Matias Kruger trained in circus, contemporary dance, theatre and mime, and will be sharing his piece EnDorPhine– a multi-sensorial, interdisciplinary exploration of identity through the body.

Tamara Savelieff has captured the process of the making of Phil Sanger’s 2020 created in collaboration with 1st-year students at NSCD. Collectively the dancers and Sanger ‘remembered’ this work through a process of improvisation, life-coaching and observations of queer culture. The work speaks of where we are right now; politically, professionally and physically.

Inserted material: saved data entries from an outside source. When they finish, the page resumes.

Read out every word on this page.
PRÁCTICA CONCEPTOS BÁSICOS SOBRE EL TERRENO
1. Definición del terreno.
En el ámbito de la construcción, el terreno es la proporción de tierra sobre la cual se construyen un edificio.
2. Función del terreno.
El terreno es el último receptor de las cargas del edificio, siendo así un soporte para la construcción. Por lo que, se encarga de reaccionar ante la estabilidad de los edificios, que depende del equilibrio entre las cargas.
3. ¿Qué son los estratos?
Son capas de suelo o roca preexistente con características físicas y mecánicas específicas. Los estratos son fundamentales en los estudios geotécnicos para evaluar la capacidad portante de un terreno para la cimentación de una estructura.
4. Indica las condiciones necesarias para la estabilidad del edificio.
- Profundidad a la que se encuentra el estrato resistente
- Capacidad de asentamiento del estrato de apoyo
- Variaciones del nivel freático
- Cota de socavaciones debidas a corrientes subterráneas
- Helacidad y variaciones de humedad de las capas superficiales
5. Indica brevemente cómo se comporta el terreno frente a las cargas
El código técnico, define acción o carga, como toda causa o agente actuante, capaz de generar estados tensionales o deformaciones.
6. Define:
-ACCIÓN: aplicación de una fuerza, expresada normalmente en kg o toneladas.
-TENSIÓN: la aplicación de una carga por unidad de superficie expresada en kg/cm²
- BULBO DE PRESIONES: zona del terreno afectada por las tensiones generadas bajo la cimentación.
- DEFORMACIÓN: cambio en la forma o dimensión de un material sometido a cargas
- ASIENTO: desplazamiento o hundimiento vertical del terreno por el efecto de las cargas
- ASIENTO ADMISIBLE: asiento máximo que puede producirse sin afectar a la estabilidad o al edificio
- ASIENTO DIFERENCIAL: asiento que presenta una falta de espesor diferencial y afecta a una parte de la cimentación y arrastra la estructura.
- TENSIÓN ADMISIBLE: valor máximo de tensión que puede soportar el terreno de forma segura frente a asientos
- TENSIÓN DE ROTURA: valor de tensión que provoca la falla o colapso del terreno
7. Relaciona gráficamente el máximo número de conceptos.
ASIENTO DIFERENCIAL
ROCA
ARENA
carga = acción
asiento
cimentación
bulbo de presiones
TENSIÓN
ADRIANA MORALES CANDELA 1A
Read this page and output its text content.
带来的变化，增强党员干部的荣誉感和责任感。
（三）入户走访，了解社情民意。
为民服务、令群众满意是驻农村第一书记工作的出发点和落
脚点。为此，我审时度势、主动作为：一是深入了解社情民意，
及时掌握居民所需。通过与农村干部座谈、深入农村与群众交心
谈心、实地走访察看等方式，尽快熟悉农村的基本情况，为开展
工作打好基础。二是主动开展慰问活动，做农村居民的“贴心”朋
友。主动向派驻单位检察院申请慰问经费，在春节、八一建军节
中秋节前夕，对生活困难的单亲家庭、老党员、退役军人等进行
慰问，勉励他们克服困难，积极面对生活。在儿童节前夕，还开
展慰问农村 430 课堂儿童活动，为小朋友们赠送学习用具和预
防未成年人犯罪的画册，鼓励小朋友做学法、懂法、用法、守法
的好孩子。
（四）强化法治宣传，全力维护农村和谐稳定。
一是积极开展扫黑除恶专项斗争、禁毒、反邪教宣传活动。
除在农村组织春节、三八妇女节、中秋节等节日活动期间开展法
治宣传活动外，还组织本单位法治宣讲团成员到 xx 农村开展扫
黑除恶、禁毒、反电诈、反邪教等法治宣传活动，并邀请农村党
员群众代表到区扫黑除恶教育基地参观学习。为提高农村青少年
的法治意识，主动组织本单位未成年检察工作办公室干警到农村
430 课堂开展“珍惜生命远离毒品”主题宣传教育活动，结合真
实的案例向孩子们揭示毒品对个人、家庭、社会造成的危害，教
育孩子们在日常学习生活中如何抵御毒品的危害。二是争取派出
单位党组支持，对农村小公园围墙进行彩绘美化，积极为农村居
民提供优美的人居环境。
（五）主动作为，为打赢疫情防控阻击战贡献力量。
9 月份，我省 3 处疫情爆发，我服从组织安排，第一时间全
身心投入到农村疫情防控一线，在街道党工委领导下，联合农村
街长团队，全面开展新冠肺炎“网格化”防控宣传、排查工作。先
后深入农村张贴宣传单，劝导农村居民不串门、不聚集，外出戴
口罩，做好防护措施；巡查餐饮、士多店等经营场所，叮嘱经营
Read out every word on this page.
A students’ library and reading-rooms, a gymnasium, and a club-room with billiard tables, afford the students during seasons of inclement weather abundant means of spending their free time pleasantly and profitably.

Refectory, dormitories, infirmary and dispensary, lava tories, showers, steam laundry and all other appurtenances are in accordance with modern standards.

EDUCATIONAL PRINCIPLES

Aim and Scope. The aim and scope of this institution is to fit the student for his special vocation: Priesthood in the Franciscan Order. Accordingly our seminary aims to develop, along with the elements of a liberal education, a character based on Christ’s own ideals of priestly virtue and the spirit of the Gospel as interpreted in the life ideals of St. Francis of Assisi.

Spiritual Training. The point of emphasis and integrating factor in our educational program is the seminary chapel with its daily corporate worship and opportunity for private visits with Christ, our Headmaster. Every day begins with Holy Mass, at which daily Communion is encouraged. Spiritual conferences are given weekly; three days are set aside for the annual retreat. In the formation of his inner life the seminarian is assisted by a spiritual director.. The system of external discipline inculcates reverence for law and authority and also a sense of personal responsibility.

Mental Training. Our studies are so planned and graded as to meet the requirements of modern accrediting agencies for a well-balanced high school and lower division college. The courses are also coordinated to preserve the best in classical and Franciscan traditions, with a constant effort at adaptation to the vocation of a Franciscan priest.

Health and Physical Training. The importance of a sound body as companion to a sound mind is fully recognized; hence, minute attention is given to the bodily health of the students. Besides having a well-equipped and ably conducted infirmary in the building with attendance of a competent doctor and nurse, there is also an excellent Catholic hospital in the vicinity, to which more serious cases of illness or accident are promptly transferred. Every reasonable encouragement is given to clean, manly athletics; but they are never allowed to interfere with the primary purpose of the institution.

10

Ruby Portus presents Shall We Just Retire to the Lake? Through a feminist lens, Ruby’s work uses movement and voice to address socio-political issues in a playful and light-hearted way.

Other artists include:

Tom Cassani, Stand-up comedy from Alice Bowen; dance pieces by WUDAO, Lauren Trim, and Seren Oakley, solos by Isla Hurst and Clara Grosjean; Rachel Dean’s workshop for children; exhibitions by Emily Ormerod, Maya Marsh and Vár B. Árting and dance films from Yau Dance Theatre, Dansur.fo and Paulina Porwollik.